Esta es la razón por la cual la pequeña Maile debe importar sus medicamentos desde Europa. Sus padres se acercaron a solicitar el carné de discapacidad para poder tener un descuento en la compra de medicamentos pero le fue negado en más de una oportunidad.

Ella presentó los certificados de cinco especialistas, sin embargo el calificador del Ministerio de Salud consideró que, como su patología no está en el cuadro del MSP no calificaba como discapacidad. Su osteoporosis, rinitis alérgica, gastritis, estreñimiento crónico, diabetes nefrótica no fueron elementos suficientes para otorgarle este beneficio.

 

Con fibrosis quística

“No le podemos dar un carné a su niña. Sí se le ve muy bien, de gracias a Dios que tiene los brazos y piernas”, fue la respuesta que los padres de Amaya (nombre protegido) recibieron cuando solicitaron el carné.

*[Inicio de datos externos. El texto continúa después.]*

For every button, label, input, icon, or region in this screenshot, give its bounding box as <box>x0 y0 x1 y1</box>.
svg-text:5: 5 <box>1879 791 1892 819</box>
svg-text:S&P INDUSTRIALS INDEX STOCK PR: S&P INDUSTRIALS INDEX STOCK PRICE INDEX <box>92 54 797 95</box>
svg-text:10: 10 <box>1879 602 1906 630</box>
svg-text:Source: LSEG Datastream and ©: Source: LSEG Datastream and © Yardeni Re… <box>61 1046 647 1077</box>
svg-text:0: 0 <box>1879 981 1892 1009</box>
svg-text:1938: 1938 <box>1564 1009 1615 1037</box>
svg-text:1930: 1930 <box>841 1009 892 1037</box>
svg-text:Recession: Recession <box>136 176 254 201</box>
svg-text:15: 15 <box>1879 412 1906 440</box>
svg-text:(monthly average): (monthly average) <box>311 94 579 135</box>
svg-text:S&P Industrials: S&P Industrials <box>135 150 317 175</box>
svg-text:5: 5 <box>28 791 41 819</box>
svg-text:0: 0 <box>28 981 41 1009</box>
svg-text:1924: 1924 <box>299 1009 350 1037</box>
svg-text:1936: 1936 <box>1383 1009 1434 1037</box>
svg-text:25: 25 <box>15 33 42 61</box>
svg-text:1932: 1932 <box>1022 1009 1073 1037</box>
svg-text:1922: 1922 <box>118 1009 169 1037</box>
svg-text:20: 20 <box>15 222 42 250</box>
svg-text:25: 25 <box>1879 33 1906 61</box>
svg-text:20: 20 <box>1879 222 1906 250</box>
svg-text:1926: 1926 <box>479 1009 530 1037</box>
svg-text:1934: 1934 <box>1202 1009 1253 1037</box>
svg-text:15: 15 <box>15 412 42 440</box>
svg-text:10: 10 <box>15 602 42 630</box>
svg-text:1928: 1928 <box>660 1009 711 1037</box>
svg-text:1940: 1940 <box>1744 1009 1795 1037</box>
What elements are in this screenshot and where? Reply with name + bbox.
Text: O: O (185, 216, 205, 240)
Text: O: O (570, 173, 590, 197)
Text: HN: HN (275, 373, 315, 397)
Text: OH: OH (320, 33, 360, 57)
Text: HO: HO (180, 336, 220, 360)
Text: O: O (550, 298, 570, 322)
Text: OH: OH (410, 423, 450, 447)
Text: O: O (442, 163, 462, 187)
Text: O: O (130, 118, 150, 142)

Sus padres accedieron a dar el testimonio a diario EL NORTE pero pidieron el anonimato por miedo a lo que puedan decir en el IESS, donde tratan a su niña. Durante más de 6 meses la institución, pese a tener una clínica especializada, no les entregó las medicinas necesarias y tuvieron que cubrir las costosas medicinas de administración diaria y vitaminas que no hay en el país.

 

Antecedentes
Cuando le diagnosticaron la enfermedad, que si consta en la lista del MSP, los especialistas le recomendaron sacar el certificado de discapacidad pero le negaron dos veces porque su discapacidad no es visible. Sin embargo, a futuro su mal congénito se volverá más severo afectando sus pulmones y en muchos casos una muerte temprana si no hay un tratamiento adecuado.

 

Un chaleco
Para mantener sus pulmones sanos Amaya requiere un chaleco vibratorio cuyo valor en el mercado supera los 8.000 dólares. Los tratamientos y el tiempo invertido hacen que la situación laboral de sus padres este en riesgo por las continuas ausencias, El carné que le negaron pudo ayudar en la situación de la familia. Por ahora el trámite está suspendido.